A Chanceler finalmente se manifestou no dia em que chorou nas PMQs – insistindo que ‘não vai se desculpar’ porque às vezes todo mundo fica ‘dominado pela emoção’.
Rachel Reeves falou sobre o “momento estressante” em uma entrevista ao Mumsnet na terça-feira, onde também foi questionada sobre a distribuição de benefícios e o lento crescimento econômico.
Segue-se cenas extraordinárias em julho do ano passado, onde a mulher de 47 anos chegou à Câmara dos Comuns com os olhos inchados – sentada ao lado de Keir Starmer enquanto lágrimas rolavam por ambas as bochechas e seu lábio inferior tremia.
A fundadora da Mumsnet, Justine Roberts, apresentou ao Chanceler uma série de perguntas de usuários no fórum de bate-papo online.
Uma dessas perguntas dizia: ‘Olá Rachel, você foi fotografada chorando no PMQs no ano passado e deve ter sido um momento estressante para você.
‘Você agora se arrepende do incidente ou acha que as pessoas deveriam ser menos julgadas por demonstrarem emoções muitas vezes compreensíveis no local de trabalho?’
A Sra. Reeves sorriu com a pergunta e admitiu que “se arrependeu de ter ido aos PMQs”.
Ela acrescentou: ‘Mas você sabe, se eu soubesse que isso iria acontecer, obviamente não teria ido.
O colapso choroso de Rachel Reeves na Câmara dos Comuns em julho do ano passado (foto) alimentou especulações de que ela estava de saída
Câmeras de TV capturaram imagens brutais da autodenominada ‘Chanceler de Ferro’ enxugando as lágrimas enquanto Sir Keir Starmer evitava perguntas sobre se ela estava segura em seu trabalho
‘Imagino que a maioria dos usuários do Mumsnet teria tido um dia de trabalho em que se sentiram emocionados por qualquer motivo.’
A Chanceler também destacou que o seu trabalho é “diferente”, pois “as câmaras de televisão estão ligadas quando isso acontece”.
Mas ela acrescentou desafiadoramente: ‘Então não vou me desculpar por chorar.
‘Não acho que as pessoas deveriam fazer isso.’
Porém, a Sra. Reeves concluiu: ‘Mas acho que da próxima vez que tiver vontade de fazer isso, ficarei no escritório.’
A Sra. Roberts respondeu: ‘Você fica acordado à noite se culpando por ter ido?’

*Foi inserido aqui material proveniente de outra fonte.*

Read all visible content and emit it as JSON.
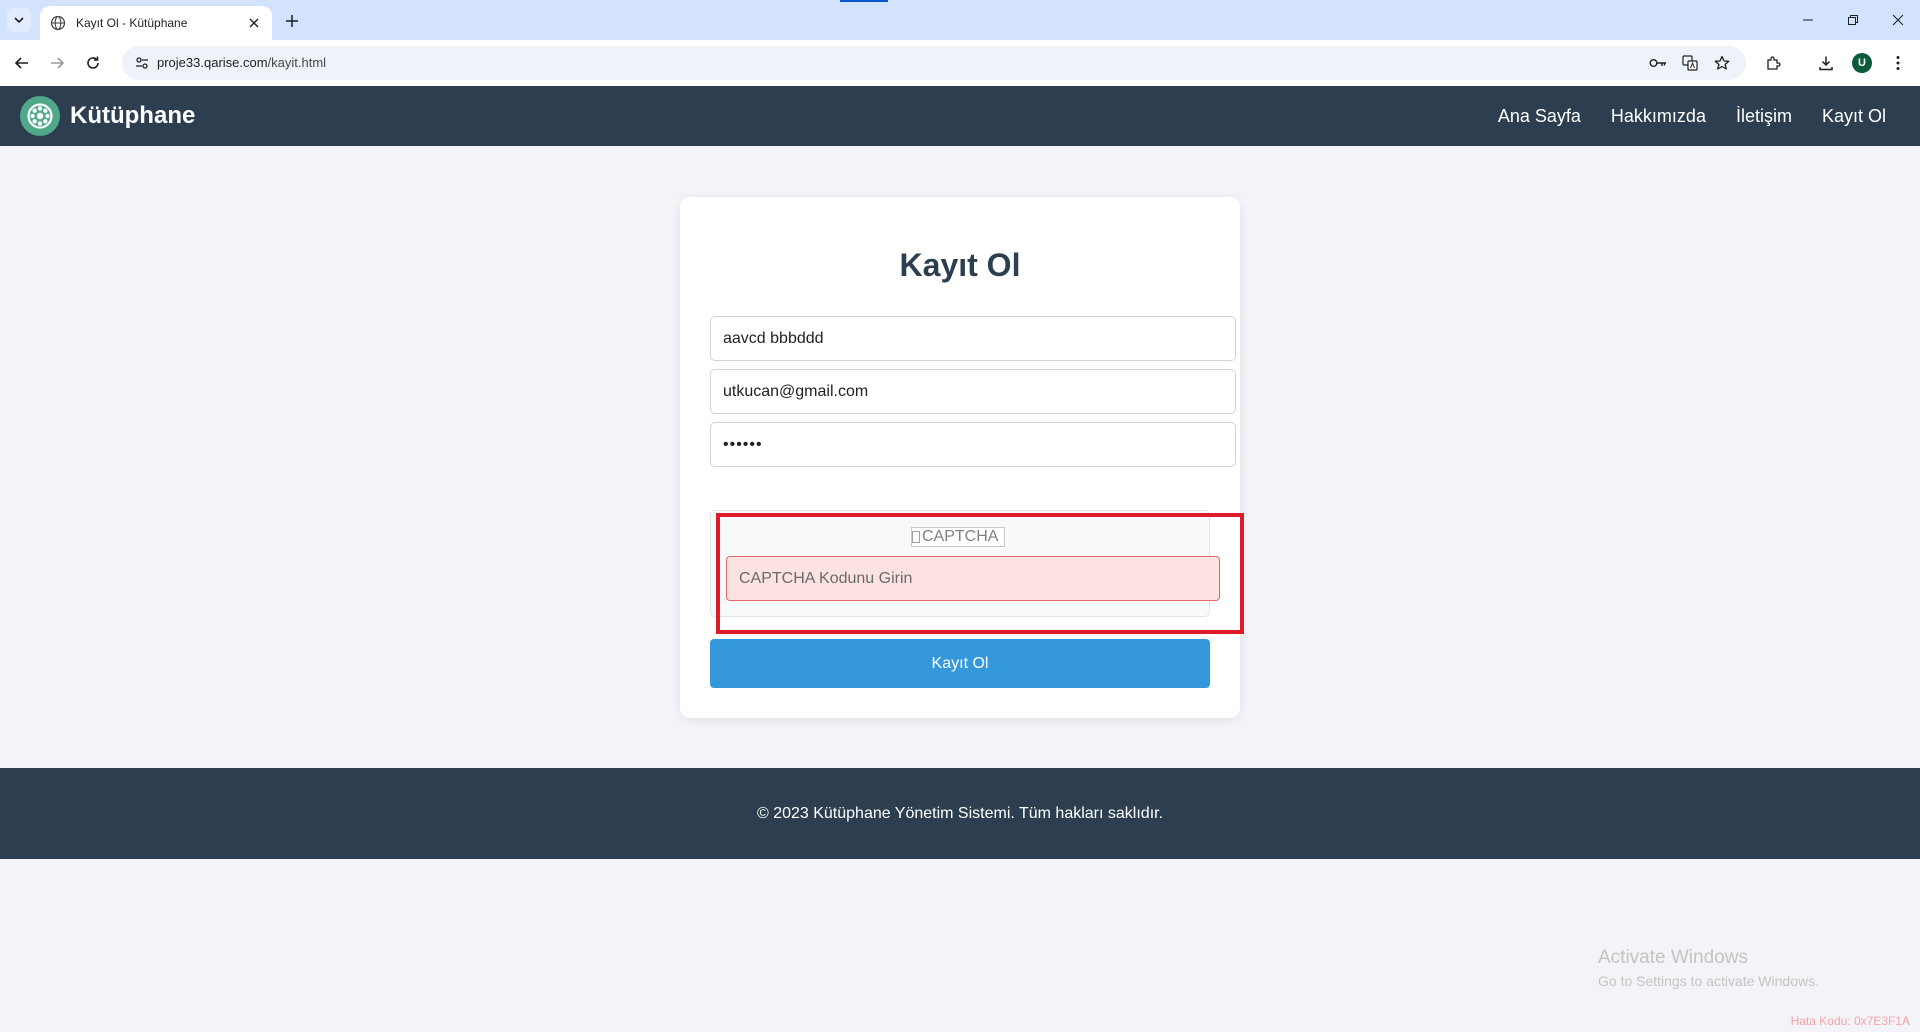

Ao que o Chanceler riu e disse: ‘Já tenho coisas suficientes com que me preocupar neste momento – há o conflito no Médio Oriente, em vez de fotografias minhas parecendo um pouco perturbado.’
O colapso da Câmara dos Comuns de Reeves ocorreu numa altura em que a sua posição estava sob intenso escrutínio após a humilhante reviravolta do Governo nos cortes da segurança social face a uma rebelião dos deputados trabalhistas.
Questionado sobre a sua aparência perturbada, um porta-voz da Chanceler disse então que era um “assunto pessoal” no qual “não vamos abordar”.
A exibição chorosa levou Downing Street a emitir uma declaração confirmando que a Sra. Reeves tinha o “apoio total” de Sir Keir e, apesar das especulações sobre o seu futuro, “não estava indo a lugar nenhum”.
No entanto, a libra caiu acentuadamente e os custos de financiamento do Governo aumentaram, à medida que surgiram rumores de que ela poderia estar a caminhar para a saída, levando consigo a restante credibilidade fiscal do Partido Trabalhista.
Rachel Reeves sorriu ao ser questionada sobre seu colapso choroso e admitiu que ‘se arrependeu de ter ido aos PMQs’
A entrevista de hoje com Mumsnet também viu a Sra. Reeves investigada sobre a distribuição de benefícios. Sra. Reeves e Justine Roberts são retratadas
O número 10 negou categoricamente as alegações de que o primeiro-ministro e o chanceler tiveram um confronto furioso – e relatos de uma briga com a então vice-primeira-ministra Angela Rayner também foram negados.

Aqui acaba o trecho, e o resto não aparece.